Identity, SPIT & VOMIT
So I am at an ISSA event and we were discussing VOIP as the Wild West and a pretty fragmented space. As I look at the maturity model of the Internet vs. VOIP, I see many similarities:
1. What is it?
2. Why should I use it?
3. This is great!
4. Did we just open Pandora's box? Again?
5. How do we control/secure it?
6. What's SPAM?
7. Why are there so many bad guys out there?
These are a few discussion points of the top of my head. Since this blog focuses on Identity management, let me take you down a specific path -
How do we apply identity to devices in such a way that we know that a call is originating from a corporate owned device?
How do we know that the origin and destination numbers are who they say they are?
Is that even important?
I see the VOIP space as having to grapple with all of the same issues and then some (political) with this. Think about it - voice architects, voice infrastructure, voice support is under fire. Mix in the fragmentation of the VOIP market, do you look at VOIP or not? Who does what now - IT folks or Voice folks? How do you work that out? It'll be the North vs. the South agian. Think vendors do a lot of finger pointing when the sh*t hits the fan? Try getting these camps together...
If yes, then what? How do you remove as much risk surrounding all of the stuff we worry about in the network/data world like man in the middle, replay, SPIT (Spam over Internet Telephony) and VOMIT (Very Often Misconfigured Internet Telephony).
mark.macauley AT gmail.com
1. What is it?
2. Why should I use it?
3. This is great!
4. Did we just open Pandora's box? Again?
5. How do we control/secure it?
6. What's SPAM?
7. Why are there so many bad guys out there?
These are a few discussion points of the top of my head. Since this blog focuses on Identity management, let me take you down a specific path -
How do we apply identity to devices in such a way that we know that a call is originating from a corporate owned device?
How do we know that the origin and destination numbers are who they say they are?
Is that even important?
I see the VOIP space as having to grapple with all of the same issues and then some (political) with this.

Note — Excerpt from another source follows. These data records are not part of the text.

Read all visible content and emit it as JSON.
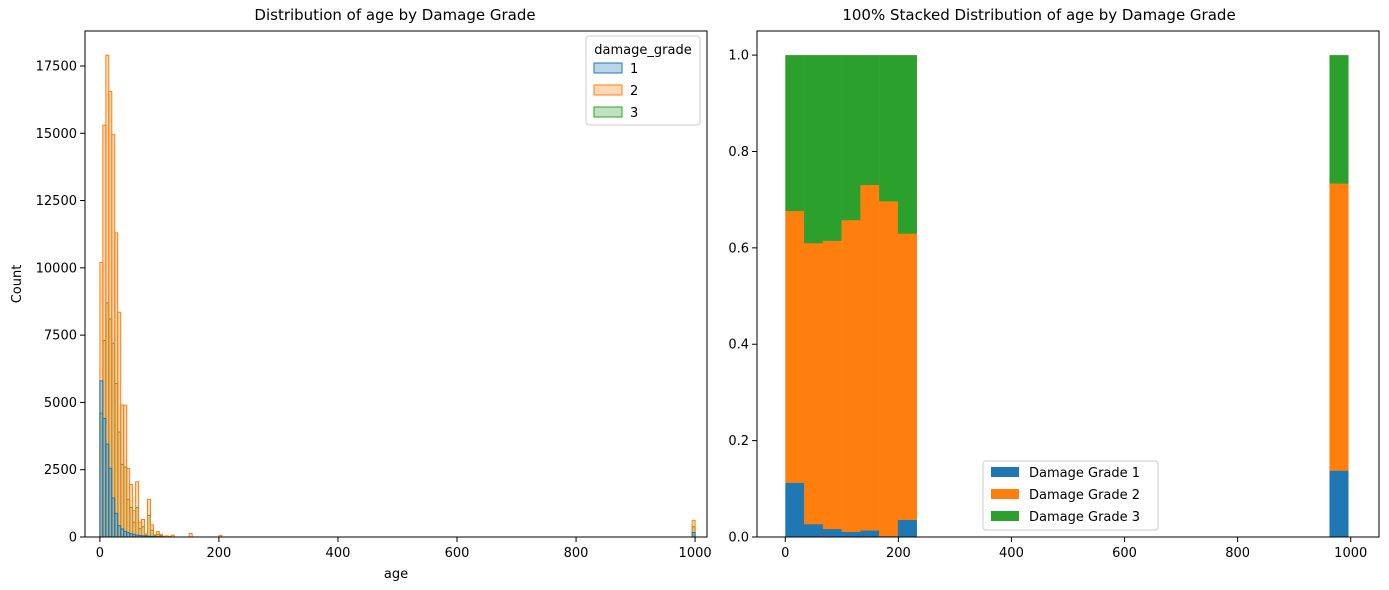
{
  "chart_data": [
    {
      "type": "histogram",
      "title": "Distribution of age by Damage Grade",
      "xlabel": "age",
      "ylabel": "Count",
      "xlim": [
        -25,
        1020
      ],
      "ylim": [
        0,
        18800
      ],
      "xticks": [
        "0",
        "200",
        "400",
        "600",
        "800",
        "1000"
      ],
      "yticks": [
        "0",
        "2500",
        "5000",
        "7500",
        "10000",
        "12500",
        "15000",
        "17500"
      ],
      "bin_width": 5,
      "legend": {
        "title": "damage_grade",
        "position": "top-right",
        "entries": [
          "1",
          "2",
          "3"
        ]
      },
      "series": [
        {
          "name": "1",
          "color": "#1f77b4",
          "x": [
            0,
            5,
            10,
            15,
            20,
            25,
            30,
            35,
            40,
            45,
            50,
            55,
            60,
            65,
            70,
            75,
            80,
            85,
            90,
            95,
            100,
            995
          ],
          "values": [
            5800,
            4400,
            3450,
            2550,
            1450,
            880,
            420,
            300,
            210,
            160,
            120,
            100,
            70,
            55,
            45,
            35,
            30,
            25,
            20,
            15,
            15,
            170
          ]
        },
        {
          "name": "2",
          "color": "#ff7f0e",
          "x": [
            0,
            5,
            10,
            15,
            20,
            25,
            30,
            35,
            40,
            45,
            50,
            55,
            60,
            65,
            70,
            75,
            80,
            85,
            90,
            95,
            100,
            105,
            110,
            115,
            120,
            150,
            200,
            995
          ],
          "values": [
            10200,
            15300,
            17900,
            16550,
            14950,
            11300,
            8350,
            4900,
            4900,
            2550,
            1950,
            980,
            2050,
            550,
            650,
            120,
            1400,
            450,
            80,
            200,
            100,
            30,
            40,
            20,
            70,
            130,
            60,
            620
          ]
        },
        {
          "name": "3",
          "color": "#2ca02c",
          "x": [
            0,
            5,
            10,
            15,
            20,
            25,
            30,
            35,
            40,
            45,
            50,
            55,
            60,
            65,
            70,
            75,
            80,
            85,
            90,
            95,
            100,
            995
          ],
          "values": [
            4600,
            7300,
            8700,
            8100,
            7200,
            5700,
            3900,
            2700,
            2600,
            1400,
            1100,
            550,
            1100,
            320,
            380,
            70,
            800,
            250,
            50,
            100,
            60,
            380
          ]
        }
      ]
    },
    {
      "type": "bar",
      "stacked": "percent",
      "title": "100% Stacked Distribution of age by Damage Grade",
      "xlim": [
        -50,
        1050
      ],
      "ylim": [
        0,
        1.05
      ],
      "xticks": [
        "0",
        "200",
        "400",
        "600",
        "800",
        "1000"
      ],
      "yticks": [
        "0.0",
        "0.2",
        "0.4",
        "0.6",
        "0.8",
        "1.0"
      ],
      "legend": {
        "position": "lower-center",
        "entries": [
          "Damage Grade 1",
          "Damage Grade 2",
          "Damage Grade 3"
        ]
      },
      "bins": [
        {
          "x0": 0,
          "x1": 33.2,
          "g1": 0.113,
          "g2": 0.564
        },
        {
          "x0": 33.2,
          "x1": 66.4,
          "g1": 0.027,
          "g2": 0.583
        },
        {
          "x0": 66.4,
          "x1": 99.6,
          "g1": 0.017,
          "g2": 0.598
        },
        {
          "x0": 99.6,
          "x1": 132.8,
          "g1": 0.011,
          "g2": 0.647
        },
        {
          "x0": 132.8,
          "x1": 166,
          "g1": 0.014,
          "g2": 0.717
        },
        {
          "x0": 166,
          "x1": 199.2,
          "g1": 0.002,
          "g2": 0.695
        },
        {
          "x0": 199.2,
          "x1": 232.4,
          "g1": 0.036,
          "g2": 0.594
        },
        {
          "x0": 962.4,
          "x1": 995.6,
          "g1": 0.138,
          "g2": 0.596
        }
      ],
      "series": [
        {
          "name": "Damage Grade 1",
          "color": "#1f77b4"
        },
        {
          "name": "Damage Grade 2",
          "color": "#ff7f0e"
        },
        {
          "name": "Damage Grade 3",
          "color": "#2ca02c"
        }
      ]
    }
  ]
}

Think about it - voice architects, voice infrastructure, voice support is under fire. Mix in the fragmentation of the VOIP market, do you look at VOIP or not? Who does what now - IT folks or Voice folks? How do you work that out? It'll be the North vs. the South agian. Think vendors do a lot of finger pointing when the sh*t hits the fan? Try getting these camps together...
If yes, then what? How do you remove as much risk surrounding all of the stuff we worry about in the network/data world like man in the middle, replay, SPIT (Spam over Internet Telephony) and VOMIT (Very Often Misconfigured Internet Telephony).
mark.macauley AT gmail.com
3 Comments:
i agree with the similarities:
1. What is it?
2. Why should I use it?
3. This is great!
4. Did we just open Pandora's box? Again?
5. How do we control/secure it?
6. What's SPAM?
7. Why are there so many bad guys out there?
for me its confusing at best
LongDistance-T1.com
Many people view VoIP has you stated, 'fragmented space' and raw like 'Wild West' where anything goes. By VoIP itself is being secured as I type in this blog. Like the internet, there will always be the bad guys to haunt and hinder technological success. But if the success is greater than the bad guys, success will see the shining light. In due time, VoIP will patch and fix its holes in order to help small businesses succeed.
billy
Nationwide VPN
VOIP security issues are largely network security issues: security architectures, separating dev/test from prod, network & systems management, IDS/IPS and logging, user admin, patching, change management, config management, incident management, backups, DR and all that jazz. Rather different to managing the average PABX appliance that just sits quietly in the corner minding its own business decade after decade. Best to ignore the voice part and simply consider security for the data IMNSHO.